Уинстон не ответил. О’Брайен отвел назад рычажок на приборе, и волна боли схлынула так же мгновенно, как и пришла.
— Это сорок, — заметил О’Брайен. — А всего на шкале циферблата сто делений. Запомни, пожалуйста, что, пока мы будем разговаривать, в моей власти в любой момент причинить тебе боль, и такую боль, какую я захочу. Если ты будешь лгать, попытаешься увиливать от ответов или прикидываться глупым, ты сразу же закричишь от боли. Это понятно?

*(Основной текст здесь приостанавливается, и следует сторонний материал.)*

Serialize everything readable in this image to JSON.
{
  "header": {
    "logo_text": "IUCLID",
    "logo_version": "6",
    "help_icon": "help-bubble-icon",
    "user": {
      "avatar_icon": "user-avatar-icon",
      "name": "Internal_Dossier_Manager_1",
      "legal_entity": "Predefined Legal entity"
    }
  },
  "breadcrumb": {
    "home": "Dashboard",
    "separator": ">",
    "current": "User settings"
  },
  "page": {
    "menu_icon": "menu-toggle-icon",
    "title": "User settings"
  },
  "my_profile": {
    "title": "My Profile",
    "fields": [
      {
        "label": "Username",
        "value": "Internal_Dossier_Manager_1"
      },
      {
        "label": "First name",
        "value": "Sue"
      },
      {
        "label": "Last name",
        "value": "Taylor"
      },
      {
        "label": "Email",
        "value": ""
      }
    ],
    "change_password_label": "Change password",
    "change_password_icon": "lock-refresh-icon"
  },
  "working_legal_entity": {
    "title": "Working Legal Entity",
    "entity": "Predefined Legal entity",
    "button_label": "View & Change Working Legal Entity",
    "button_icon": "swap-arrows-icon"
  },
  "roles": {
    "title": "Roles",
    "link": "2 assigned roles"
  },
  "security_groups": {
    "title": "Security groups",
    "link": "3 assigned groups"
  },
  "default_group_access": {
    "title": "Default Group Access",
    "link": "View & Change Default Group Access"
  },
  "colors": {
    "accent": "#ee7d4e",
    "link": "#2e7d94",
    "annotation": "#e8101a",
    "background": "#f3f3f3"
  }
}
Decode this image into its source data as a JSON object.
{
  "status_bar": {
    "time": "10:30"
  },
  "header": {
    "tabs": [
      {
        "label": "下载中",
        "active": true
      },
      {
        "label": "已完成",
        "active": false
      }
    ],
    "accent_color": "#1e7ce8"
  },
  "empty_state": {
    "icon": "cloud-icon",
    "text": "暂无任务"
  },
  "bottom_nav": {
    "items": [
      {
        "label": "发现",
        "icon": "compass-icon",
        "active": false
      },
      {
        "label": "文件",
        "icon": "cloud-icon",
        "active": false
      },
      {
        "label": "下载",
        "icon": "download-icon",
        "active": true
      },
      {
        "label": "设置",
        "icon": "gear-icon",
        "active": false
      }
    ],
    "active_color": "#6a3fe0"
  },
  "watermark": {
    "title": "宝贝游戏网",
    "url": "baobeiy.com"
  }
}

— Понятно, — ответил Уинстон.
О’Брайен, казалось, немного смягчился. Он задумчиво поправил на носу очки, прошелся по комнате. Когда он опять заговорил, голос его звучал уже мягко и терпеливо. Как у врача, учителя или даже священника, который думает не столько о том, чтобы покарать, сколько о том, чтобы объяснить и убедить.
— Я вожусь с тобой, Уинстон, — сказал он, — потому что ты стоишь того. Ты и сам отлично знаешь, что с тобой. Ты знаешь об этом уже несколько лет, хотя и пытаешься уйти от этого знания. Ты страдаешь умственным расстройством. У тебя ущербная память. Ты не помнишь того, что случилось в действительности, зато убеждаешь себя, что помнишь такие вещи, которых на самом деле никогда не было. К счастью, это излечимо. Просто сам ты не пытался вылечиться, потому что не хотел. А ведь требуется лишь небольшое усилие воли, но и его ты не делал. Даже теперь, я вижу, ты цепляешься за свою болезнь и чуть ли не считаешь ее великой добродетелью. Вот маленький пример. Скажи, с кем воюет сейчас Океания?